Il portone del Parroco!. Ma d’altra parte un salotto di quel tipo meritava una piazza, e così in mancanza di una vera qualcuno se l’è inventata.
E quello spazio angusto, che era venuto fuori dal piccolo incrocio, lo abbiamo utilizzato come piazza, anche a costo di stringerci a mucchio in alcune occasioni come i comizi, che stranamente con tanti posti migliori, si tenevano proprio là.
Poi, fortunatamente, qualcuno ha pensato bene che era arrivato il momento di costruirne una vera, là vicino, e ci ha regalato Piazza Pontano. Dicevamo del portone del parroco, luogo di ritrovo e di osservazione: ti fermavi un poco e l’intero paese ti sfilava davanti. D’altra parte non potevi passare senza fermarti, era una sosta obbligata, come ad una barriera doganale, un tributo da pagare per il tuo essere del paese: più eri del paese e più tempo avevi speso al portone.
‘U purtune d’u paracu!
Da adolescenti tutti a stringerci a strinci vutte per entrarci tutti assieme, fino a quando non si superava il limite degli schiamazzi e vi poneva fine, silenzioso ed improvviso, dal finestrino sovrastante il getto d’acqua della za monaca.
Il limite non era dato saperlo, dipendeva dall’ora e dalla pazienza della za monaca, dall’intensità degli scossoni inflitti al portone.
Portone!

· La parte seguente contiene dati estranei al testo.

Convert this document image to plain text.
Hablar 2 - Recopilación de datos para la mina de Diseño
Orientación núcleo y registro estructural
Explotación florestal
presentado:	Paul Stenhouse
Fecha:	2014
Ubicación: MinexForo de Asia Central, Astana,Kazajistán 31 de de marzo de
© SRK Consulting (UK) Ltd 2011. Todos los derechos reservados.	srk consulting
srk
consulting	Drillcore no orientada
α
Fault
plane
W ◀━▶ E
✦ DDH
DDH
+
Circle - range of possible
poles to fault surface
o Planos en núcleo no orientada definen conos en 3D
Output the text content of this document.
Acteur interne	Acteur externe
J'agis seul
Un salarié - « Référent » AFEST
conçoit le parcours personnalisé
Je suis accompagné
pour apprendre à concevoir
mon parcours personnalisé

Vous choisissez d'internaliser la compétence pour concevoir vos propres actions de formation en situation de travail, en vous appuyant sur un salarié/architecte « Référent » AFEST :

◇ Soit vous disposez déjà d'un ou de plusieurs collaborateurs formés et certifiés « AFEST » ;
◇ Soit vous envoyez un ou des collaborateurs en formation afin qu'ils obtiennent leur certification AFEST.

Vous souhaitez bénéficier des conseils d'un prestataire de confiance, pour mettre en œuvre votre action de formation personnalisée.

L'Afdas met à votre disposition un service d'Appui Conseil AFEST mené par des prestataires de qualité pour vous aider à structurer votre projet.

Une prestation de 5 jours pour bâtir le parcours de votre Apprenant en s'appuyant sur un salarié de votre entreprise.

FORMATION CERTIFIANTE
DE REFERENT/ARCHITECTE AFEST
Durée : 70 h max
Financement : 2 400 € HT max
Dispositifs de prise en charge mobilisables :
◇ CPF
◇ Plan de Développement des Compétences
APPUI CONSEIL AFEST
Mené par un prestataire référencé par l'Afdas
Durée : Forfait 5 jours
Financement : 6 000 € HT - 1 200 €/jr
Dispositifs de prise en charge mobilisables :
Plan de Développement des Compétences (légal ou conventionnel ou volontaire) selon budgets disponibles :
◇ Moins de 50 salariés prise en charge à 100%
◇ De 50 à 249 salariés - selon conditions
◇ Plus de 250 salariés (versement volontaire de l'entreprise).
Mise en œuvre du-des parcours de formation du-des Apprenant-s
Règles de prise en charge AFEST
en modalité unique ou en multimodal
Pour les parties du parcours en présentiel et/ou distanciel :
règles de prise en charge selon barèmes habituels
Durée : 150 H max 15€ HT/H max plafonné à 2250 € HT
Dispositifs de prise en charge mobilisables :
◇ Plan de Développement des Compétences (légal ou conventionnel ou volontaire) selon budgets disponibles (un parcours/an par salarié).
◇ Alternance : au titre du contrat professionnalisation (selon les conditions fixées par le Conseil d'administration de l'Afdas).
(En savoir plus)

Quante storie hanno ascoltato i tuoi gradini; quante pene d’amore riversate nell’orecchio confidente dell’amico; quante angosce trasferite all’altro che ti si avvicinava sempre più man mano che il racconto si faceva più struggente.
Quante storie hai ricevuto senza mai tradirle, quanti ricordi incorniciati dall’arco del tuo portale ci siamo portati dietro nel viaggio della nostra vita sotto i cieli più lontani: quante volte ti abbiamo evocato nella domanda di rito rivolta al compaesano incontrato per caso in giro per il mondo: e cchi se dice a ru purtune d’u paracu?.